Un déficit abyssal et une dette colossale
Les gestionnaires de l’Unédic tirent la sonnette d’alarme. Lors de la présentation de ses prévisions financières, mardi 3 mars, les responsables syndicaux et patronaux ont dénoncé une situation « très fragile », pointant du doigt la responsabilité de l’État dans la dégradation des comptes de l’assurance-chômage.
Le régime s’enfonce dans le rouge, avec un déficit prévu de 2,1 milliards d’euros en 2026, portant sa dette à 61,5 milliards d’euros.
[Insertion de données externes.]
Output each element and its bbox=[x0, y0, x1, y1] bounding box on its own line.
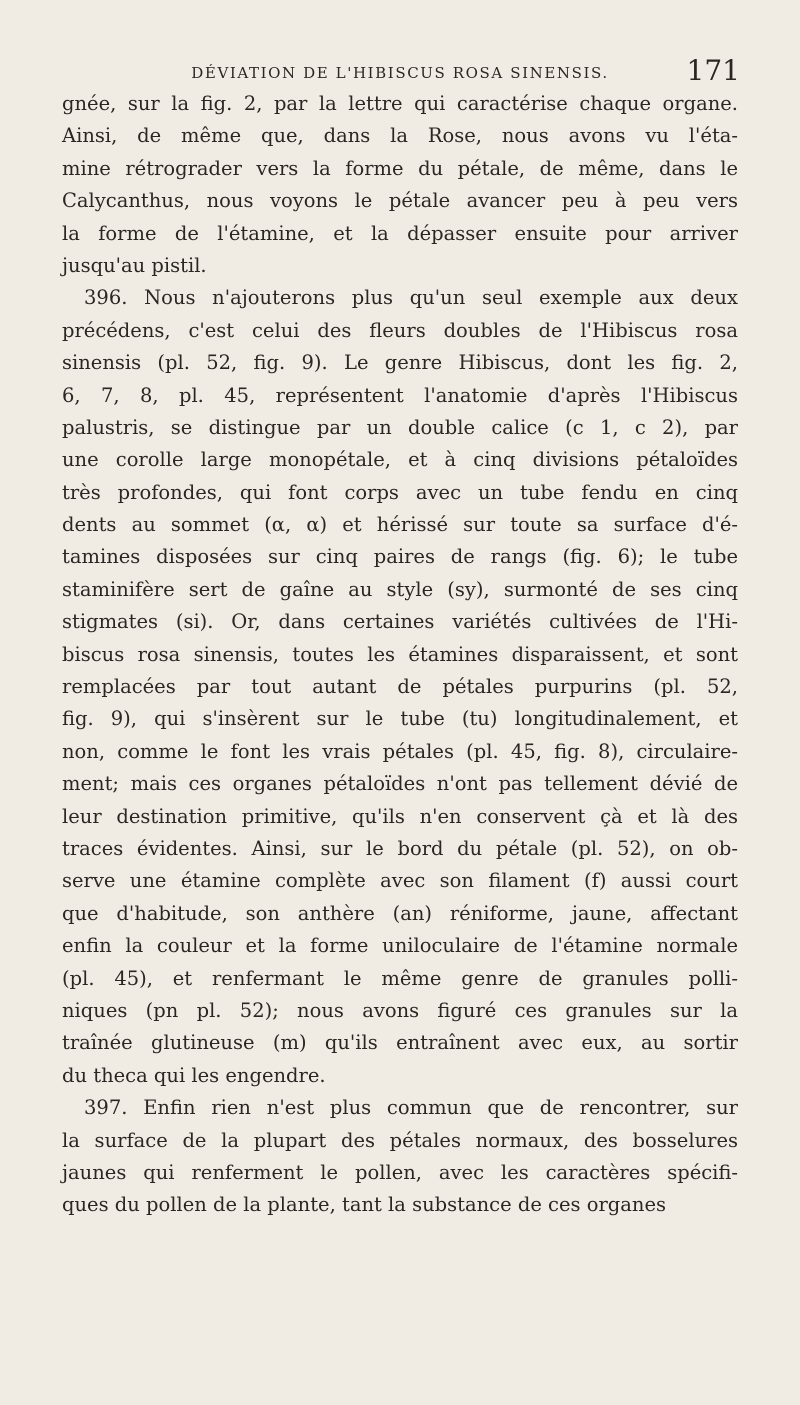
text-line: gnée, sur la fig. 2, par la lettre qui caractérise chaque organe. bbox=[62, 92, 738, 115]
text-line: remplacées par tout autant de pétales purpurins (pl. 52, bbox=[62, 675, 738, 699]
text-line: ques du pollen de la plante, tant la substance de ces organes bbox=[62, 1193, 666, 1217]
text-line: Calycanthus, nous voyons le pétale avancer peu à peu vers bbox=[62, 189, 738, 213]
text-line: précédens, c'est celui des fleurs doubles de l'Hibiscus rosa bbox=[62, 318, 738, 342]
text-line: tamines disposées sur cinq paires de rangs (fig. 6); le tube bbox=[62, 545, 738, 569]
text-line: non, comme le font les vrais pétales (pl. 45, fig. 8), circulaire- bbox=[62, 739, 738, 763]
text-line: la surface de la plupart des pétales normaux, des bosselures bbox=[62, 1128, 738, 1152]
text-line: Ainsi, de même que, dans la Rose, nous avons vu l'éta- bbox=[62, 124, 738, 148]
text-line: niques (pn pl. 52); nous avons figuré ces granules sur la bbox=[62, 998, 738, 1022]
body-text bbox=[62, 88, 738, 1222]
text-line: serve une étamine complète avec son filament (f) aussi court bbox=[62, 869, 738, 893]
text-line: dents au sommet (α, α) et hérissé sur toute sa surface d'é- bbox=[62, 513, 738, 537]
running-head bbox=[60, 54, 740, 88]
text-line: ment; mais ces organes pétaloïdes n'ont pas tellement dévié de bbox=[62, 772, 738, 796]
text-line: 6, 7, 8, pl. 45, représentent l'anatomie d'après l'Hibiscus bbox=[62, 383, 738, 407]
paragraph bbox=[62, 88, 738, 282]
text-line: 397. Enfin rien n'est plus commun que de rencontrer, sur bbox=[84, 1096, 738, 1120]
page-number: 171 bbox=[686, 54, 740, 87]
text-line: (pl. 45), et renfermant le même genre de granules polli- bbox=[62, 966, 738, 990]
text-line: staminifère sert de gaîne au style (sy), surmonté de ses cinq bbox=[62, 577, 738, 601]
text-line: biscus rosa sinensis, toutes les étamines disparaissent, et sont bbox=[62, 642, 738, 666]
text-line: fig. 9), qui s'insèrent sur le tube (tu) longitudinalement, et bbox=[62, 707, 738, 731]
text-line: mine rétrograder vers la forme du pétale, de même, dans le bbox=[62, 156, 738, 180]
text-line: très profondes, qui font corps avec un tube fendu en cinq bbox=[62, 480, 738, 504]
text-line: jaunes qui renferment le pollen, avec les caractères spécifi- bbox=[62, 1160, 738, 1184]
text-line: que d'habitude, son anthère (an) réniforme, jaune, affectant bbox=[62, 901, 738, 925]
text-line: leur destination primitive, qu'ils n'en conservent çà et là des bbox=[62, 804, 738, 828]
text-line: jusqu'au pistil. bbox=[62, 253, 207, 277]
paragraph bbox=[62, 1092, 738, 1222]
text-line: stigmates (si). Or, dans certaines variétés cultivées de l'Hi- bbox=[62, 610, 738, 634]
text-line: palustris, se distingue par un double calice (c 1, c 2), par bbox=[62, 415, 738, 439]
text-line: du theca qui les engendre. bbox=[62, 1063, 326, 1087]
text-line: 396. Nous n'ajouterons plus qu'un seul exemple aux deux bbox=[84, 286, 738, 310]
text-line: une corolle large monopétale, et à cinq divisions pétaloïdes bbox=[62, 448, 738, 472]
text-line: enfin la couleur et la forme uniloculaire de l'étamine normale bbox=[62, 934, 738, 958]
text-line: la forme de l'étamine, et la dépasser ensuite pour arriver bbox=[62, 221, 738, 245]
paragraph bbox=[62, 282, 738, 1092]
text-line: sinensis (pl. 52, fig. 9). Le genre Hibiscus, dont les fig. 2, bbox=[62, 351, 738, 375]
text-line: traînée glutineuse (m) qu'ils entraînent avec eux, au sortir bbox=[62, 1031, 738, 1055]
running-head-title: DÉVIATION DE L'HIBISCUS ROSA SINENSIS. bbox=[191, 64, 609, 82]
text-line: traces évidentes. Ainsi, sur le bord du pétale (pl. 52), on ob- bbox=[62, 836, 738, 860]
Une situation d’autant plus préoccupante que, sans les prélèvements imposés par l’exécutif, les comptes seraient excédentaires de 2 milliards.
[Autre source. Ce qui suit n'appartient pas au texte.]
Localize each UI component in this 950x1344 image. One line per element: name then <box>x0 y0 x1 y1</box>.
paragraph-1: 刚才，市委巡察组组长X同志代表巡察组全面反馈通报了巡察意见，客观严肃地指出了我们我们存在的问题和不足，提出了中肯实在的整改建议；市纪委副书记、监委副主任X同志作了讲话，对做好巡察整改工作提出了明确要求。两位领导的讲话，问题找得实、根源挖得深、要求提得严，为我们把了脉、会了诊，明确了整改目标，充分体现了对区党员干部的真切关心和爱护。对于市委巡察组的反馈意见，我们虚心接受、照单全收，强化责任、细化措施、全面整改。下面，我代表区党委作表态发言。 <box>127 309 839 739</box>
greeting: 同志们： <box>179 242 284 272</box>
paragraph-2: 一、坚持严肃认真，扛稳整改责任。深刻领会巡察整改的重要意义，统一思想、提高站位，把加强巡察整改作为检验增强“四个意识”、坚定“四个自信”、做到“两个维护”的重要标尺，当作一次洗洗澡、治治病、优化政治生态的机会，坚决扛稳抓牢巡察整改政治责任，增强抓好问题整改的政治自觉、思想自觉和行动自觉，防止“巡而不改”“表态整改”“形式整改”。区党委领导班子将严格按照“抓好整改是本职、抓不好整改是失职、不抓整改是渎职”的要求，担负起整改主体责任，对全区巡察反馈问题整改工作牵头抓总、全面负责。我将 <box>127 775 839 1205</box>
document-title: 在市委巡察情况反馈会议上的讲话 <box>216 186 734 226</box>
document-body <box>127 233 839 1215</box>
Les ponctions de l’État, principal responsable
Les partenaires sociaux soulignent que cette crise financière est en grande partie imputable aux 12,05 milliards d’euros prélevés par l’État entre 2023 et 2026. Pour 2026, cette ponction atteint 4,1 milliards d’euros, vidant littéralement les caisses de l’Unédic.
« Ces prélèvements ont un impact direct sur la capacité du régime à assurer ses missions », a déclaré un représentant syndical, rappelant que l’assurance-chômage est un pilier de la protection sociale.
Un contexte économique défavorable
La remontée du chômage aggrave encore la situation. Dans un contexte marqué par une crise des finances publiques et des choix budgétaires contestés, l’Unédic peine à équilibrer ses comptes. Les partenaires sociaux dénoncent une stratégie de court terme qui met en péril la stabilité du régime.
Pourtant, des solutions existent. Des experts proposent de réformer la gouvernance de l’Unédic ou d’augmenter les cotisations patronales, mais ces pistes sont freinées par les tensions politiques.
Un appel urgent au gouvernement Lecornu
Face à cette crise, les syndicats et le patronat appellent le gouvernement à revoir sa politique. « L’État ne peut pas continuer à ponctionner l’assurance-chômage sans conséquence », a martelé un représentant patronal.
Du côté de l’exécutif, on reste évasif. Le gouvernement Lecornu II, déjà sous pression en raison de la crise des services publics, semble réticent à assumer cette responsabilité. Pourtant, les chiffres sont sans appel : sans ces prélèvements, l’Unédic serait en équilibre.
Un enjeu social et politique majeur
Cette crise financière s’inscrit dans un contexte plus large de désaffection pour les institutions. Alors que la crise des vocations politiques se poursuit, les Français pourraient voir d’un mauvais œil cette gestion jugée irresponsable.
Les oppositions, de gauche comme de droite, pourraient bien instrumentaliser ce dossier à l’approche des élections de 2027. Pour l’instant, le gouvernement reste sourd aux appels des partenaires sociaux, préférant éviter un débat qui pourrait lui être défavorable.